Для того чтобы король был в таком счастливом настроении, требовалось удачное сочетание трех обстоятельств. Во-первых, король должен был провести спокойную ночь без приступов мучившей его сердечной болезни. Во-вторых, нужен был такой удачный охотничий день, во время которого собаки ни разу не сбились со следа. И в-третьих (что было труднее всего), королева-мать должна была забыть излюбленные рассуждения о политике и религиозных разногласиях.
На этот раз все эти обстоятельства счастливо сочетались, а благодаря этому Карл IX из угрюмого, сумасбродного государя превратился в любезного, готового к всепрощению и снисхождению человека.
В тот момент, когда королевский кортеж подъезжал к дворцу, королева-мать склонилась к Карлу IX и сказала:
— Благоугодно ли будет вашему величеству принять меня сегодня вечером?
— С восторгом, ваше величество.
— В таком случае я буду в вашем рабочем кабинете между восемью и девятью часами. Мне придется сделать вашему величеству важное сообщение.
Карл IX нахмурился и произнес:
— Уж не собираетесь ли вы снова говорить со мной о политике?
— Нет, ваше величество.
— Ну так приходите, — сказал король, облегченно переводя дух, — мы поиграем в ломбр.
— С удовольствием!
— Жалко только, что этот бедняга Коарасс находится в печальном состоянии…
— Что такое? — спросила королева вздрагивая.
Рене был в Лувре этим утром, но по особым причинам не счел нужным рассказывать королеве о встрече с герцогом Гизом и проистекших из нее последствиях.
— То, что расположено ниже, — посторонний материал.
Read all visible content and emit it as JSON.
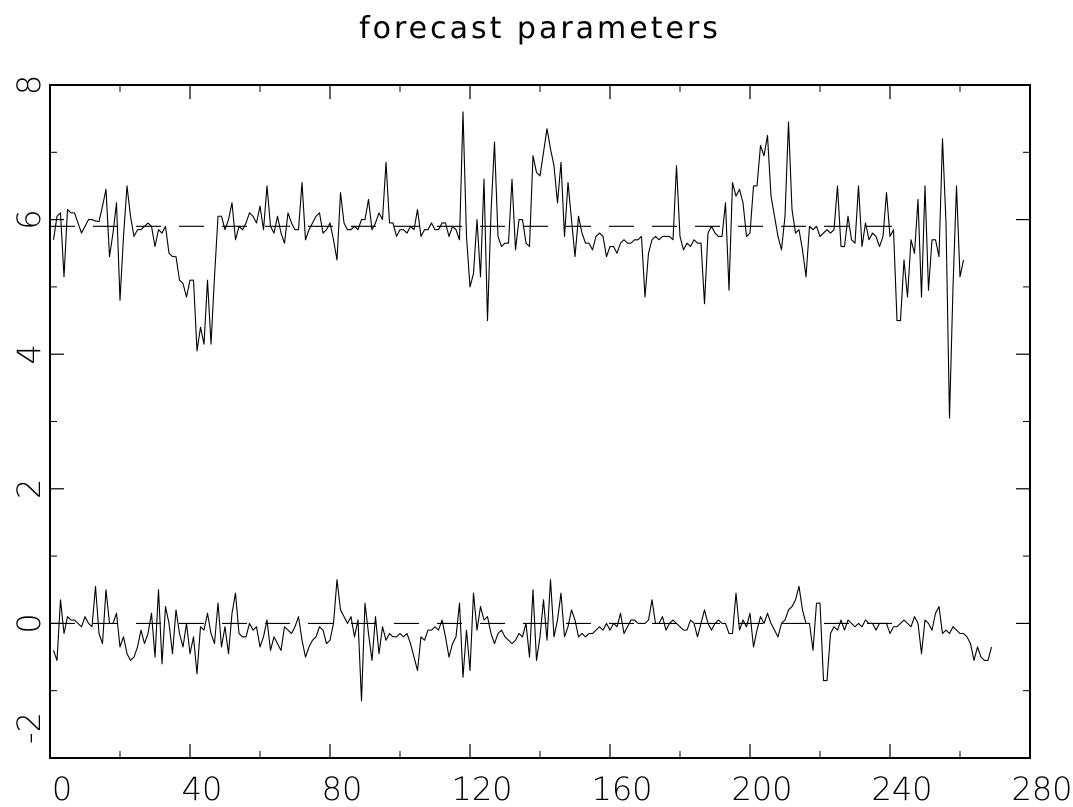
{
  "chart_data": {
    "type": "line",
    "title": "forecast parameters",
    "xlim": [
      0,
      280
    ],
    "ylim": [
      -2,
      8
    ],
    "x_ticks": [
      0,
      40,
      80,
      120,
      160,
      200,
      240,
      280
    ],
    "y_ticks": [
      -2,
      0,
      2,
      4,
      6,
      8
    ],
    "x_minor_step": 20,
    "y_minor_step": 1,
    "grid": false,
    "colors": {
      "line": "#000000",
      "background": "#ffffff"
    },
    "series": [
      {
        "style": "solid",
        "x_start": 1,
        "values": [
          5.7,
          6.05,
          6.1,
          5.15,
          6.15,
          6.1,
          6.1,
          5.95,
          5.8,
          5.9,
          6.0,
          6.0,
          5.98,
          5.97,
          6.2,
          6.45,
          5.45,
          5.8,
          6.25,
          4.8,
          5.75,
          6.5,
          6.05,
          5.75,
          5.85,
          5.85,
          5.9,
          5.95,
          5.9,
          5.6,
          5.85,
          5.8,
          5.9,
          5.5,
          5.45,
          5.45,
          5.1,
          5.05,
          4.85,
          5.1,
          5.1,
          4.05,
          4.4,
          4.15,
          5.1,
          4.15,
          5.15,
          6.05,
          6.05,
          5.85,
          6.0,
          6.25,
          5.7,
          5.9,
          5.85,
          5.95,
          6.1,
          6.05,
          5.95,
          6.2,
          5.85,
          6.5,
          5.9,
          5.8,
          6.05,
          5.8,
          5.65,
          6.1,
          5.95,
          5.85,
          5.85,
          6.55,
          5.7,
          5.85,
          5.95,
          6.05,
          6.1,
          5.8,
          5.85,
          5.95,
          5.7,
          5.4,
          6.4,
          5.95,
          5.85,
          5.85,
          5.9,
          5.85,
          6.0,
          6.0,
          6.3,
          5.85,
          5.95,
          6.1,
          6.0,
          6.85,
          5.95,
          5.95,
          5.75,
          5.85,
          5.85,
          5.8,
          5.9,
          5.85,
          6.15,
          5.75,
          5.85,
          5.85,
          5.95,
          5.85,
          5.85,
          5.95,
          5.95,
          5.75,
          5.9,
          5.85,
          5.7,
          7.6,
          5.75,
          5.0,
          5.2,
          6.0,
          5.15,
          6.6,
          4.5,
          6.1,
          7.15,
          5.75,
          5.6,
          5.65,
          5.65,
          6.6,
          5.55,
          6.0,
          6.0,
          5.65,
          5.6,
          6.95,
          6.7,
          6.65,
          7.0,
          7.35,
          7.05,
          6.8,
          6.25,
          6.85,
          5.75,
          6.55,
          6.0,
          5.45,
          6.05,
          5.8,
          5.65,
          5.65,
          5.55,
          5.75,
          5.8,
          5.75,
          5.45,
          5.6,
          5.6,
          5.5,
          5.65,
          5.7,
          5.65,
          5.65,
          5.7,
          5.7,
          5.75,
          4.85,
          5.5,
          5.7,
          5.75,
          5.7,
          5.75,
          5.75,
          5.75,
          5.7,
          6.8,
          5.75,
          5.55,
          5.65,
          5.6,
          5.7,
          5.65,
          5.65,
          4.75,
          5.8,
          5.9,
          5.8,
          5.75,
          5.75,
          6.25,
          4.95,
          6.55,
          6.35,
          6.45,
          6.25,
          5.75,
          5.8,
          6.5,
          6.5,
          7.1,
          6.95,
          7.25,
          6.35,
          6.05,
          5.75,
          5.55,
          6.05,
          7.45,
          6.15,
          5.8,
          5.85,
          5.55,
          5.15,
          5.9,
          5.85,
          5.9,
          5.75,
          5.8,
          5.85,
          5.8,
          5.85,
          6.5,
          5.6,
          5.6,
          6.05,
          5.7,
          5.65,
          6.5,
          5.6,
          5.95,
          5.7,
          5.8,
          5.75,
          5.6,
          5.75,
          6.4,
          5.75,
          5.85,
          4.5,
          4.5,
          5.4,
          4.85,
          5.7,
          5.5,
          6.3,
          4.85,
          6.5,
          4.95,
          5.7,
          5.7,
          5.45,
          7.2,
          5.95,
          3.05,
          5.0,
          6.5,
          5.15,
          5.4
        ]
      },
      {
        "style": "dashed",
        "x": [
          0,
          245
        ],
        "values": [
          5.9,
          5.9
        ]
      },
      {
        "style": "solid",
        "x_start": 1,
        "values": [
          -0.4,
          -0.55,
          0.35,
          -0.15,
          0.1,
          0.05,
          0.05,
          0.0,
          -0.05,
          0.1,
          0.0,
          -0.05,
          0.55,
          -0.15,
          -0.3,
          0.5,
          0.0,
          0.0,
          0.15,
          -0.35,
          -0.2,
          -0.45,
          -0.55,
          -0.5,
          -0.35,
          -0.1,
          -0.3,
          -0.15,
          0.15,
          -0.5,
          0.5,
          -0.6,
          0.25,
          0.0,
          -0.45,
          0.2,
          -0.15,
          -0.35,
          0.0,
          -0.45,
          -0.2,
          -0.75,
          -0.05,
          -0.1,
          0.15,
          -0.15,
          -0.3,
          0.3,
          -0.35,
          -0.05,
          -0.45,
          0.15,
          0.45,
          -0.15,
          -0.2,
          -0.2,
          0.0,
          -0.1,
          -0.05,
          -0.35,
          -0.2,
          0.05,
          -0.4,
          -0.2,
          -0.3,
          -0.4,
          -0.05,
          -0.1,
          -0.15,
          -0.05,
          0.1,
          -0.25,
          -0.5,
          -0.35,
          -0.25,
          -0.2,
          -0.05,
          -0.1,
          -0.3,
          -0.25,
          0.0,
          0.65,
          0.2,
          0.1,
          0.0,
          0.1,
          -0.2,
          0.05,
          -1.15,
          0.3,
          -0.15,
          -0.55,
          0.1,
          -0.45,
          -0.05,
          -0.25,
          -0.15,
          -0.2,
          -0.2,
          -0.15,
          -0.2,
          -0.15,
          -0.3,
          -0.5,
          -0.7,
          -0.2,
          -0.25,
          -0.1,
          -0.1,
          -0.05,
          -0.1,
          0.05,
          -0.2,
          -0.5,
          -0.3,
          -0.2,
          0.3,
          -0.8,
          -0.1,
          -0.7,
          0.45,
          -0.1,
          0.25,
          0.05,
          0.1,
          -0.15,
          -0.3,
          -0.15,
          -0.1,
          -0.2,
          -0.25,
          -0.3,
          -0.25,
          -0.15,
          -0.2,
          0.0,
          -0.5,
          0.5,
          -0.55,
          -0.2,
          0.35,
          -0.25,
          0.65,
          -0.2,
          0.05,
          0.45,
          -0.2,
          -0.05,
          0.2,
          0.05,
          -0.2,
          -0.15,
          -0.2,
          -0.15,
          -0.15,
          -0.1,
          -0.05,
          -0.1,
          0.0,
          -0.1,
          0.0,
          -0.05,
          0.15,
          -0.15,
          -0.05,
          0.05,
          0.05,
          0.0,
          0.0,
          0.0,
          0.05,
          0.35,
          0.0,
          0.0,
          0.1,
          -0.1,
          0.0,
          0.05,
          0.0,
          -0.05,
          -0.1,
          -0.1,
          0.05,
          0.0,
          -0.2,
          0.0,
          0.2,
          0.0,
          -0.1,
          0.0,
          0.05,
          0.0,
          0.0,
          -0.15,
          -0.15,
          0.45,
          -0.1,
          0.05,
          -0.05,
          0.15,
          -0.35,
          -0.1,
          0.1,
          0.0,
          0.15,
          0.0,
          -0.1,
          -0.2,
          0.0,
          0.05,
          0.2,
          0.25,
          0.35,
          0.55,
          0.2,
          0.0,
          0.0,
          -0.4,
          0.3,
          0.3,
          -0.85,
          -0.85,
          -0.15,
          -0.05,
          -0.1,
          0.05,
          -0.1,
          0.05,
          0.0,
          -0.05,
          0.0,
          -0.05,
          0.05,
          0.0,
          0.0,
          -0.1,
          0.0,
          0.0,
          0.0,
          -0.15,
          -0.05,
          -0.05,
          0.0,
          0.05,
          0.0,
          -0.05,
          0.1,
          0.0,
          -0.45,
          0.05,
          0.0,
          -0.1,
          0.15,
          0.25,
          -0.15,
          -0.1,
          -0.15,
          -0.05,
          -0.1,
          -0.15,
          -0.15,
          -0.2,
          -0.3,
          -0.55,
          -0.35,
          -0.5,
          -0.55,
          -0.55,
          -0.35
        ]
      },
      {
        "style": "dashed",
        "x": [
          0,
          245
        ],
        "values": [
          0.0,
          0.0
        ]
      }
    ]
  }
}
— Сир де Коарасс играл очень хорошо в ломбр! — продолжал король.
— ‘Играл’? Но разве он умер?
— Нет, хотя ему и немногим лучше этого. Вчера он поссорился с кем-то в кабачке и получил удар шпагой в грудь!
— Вот как? — сказала королева, глаза которой загорелись мрачной радостью.
— Мне так жалко этого беднягу! — продолжал король. — Я очень любил его. Он был выдающимся охотником, отличным игроком и крайне приятным собеседником!
— Вот именно о нем-то я и хотела поговорить с вашим величеством.
— Неужели? Ах да, мне что-то говорили, что он занимался колдовством и даже сделал вашему величеству ряд удачных предсказаний. Это правда?
— Сегодня вечером я подробно остановлюсь на этом! Сказав это, королева-мать соскочила с седла и быстро поднялась в свои апартаменты, тогда как король с трудом удерживал улыбку, словно напроказивший паж.
Принцесса Маргарита уже поджидала его в кабинете.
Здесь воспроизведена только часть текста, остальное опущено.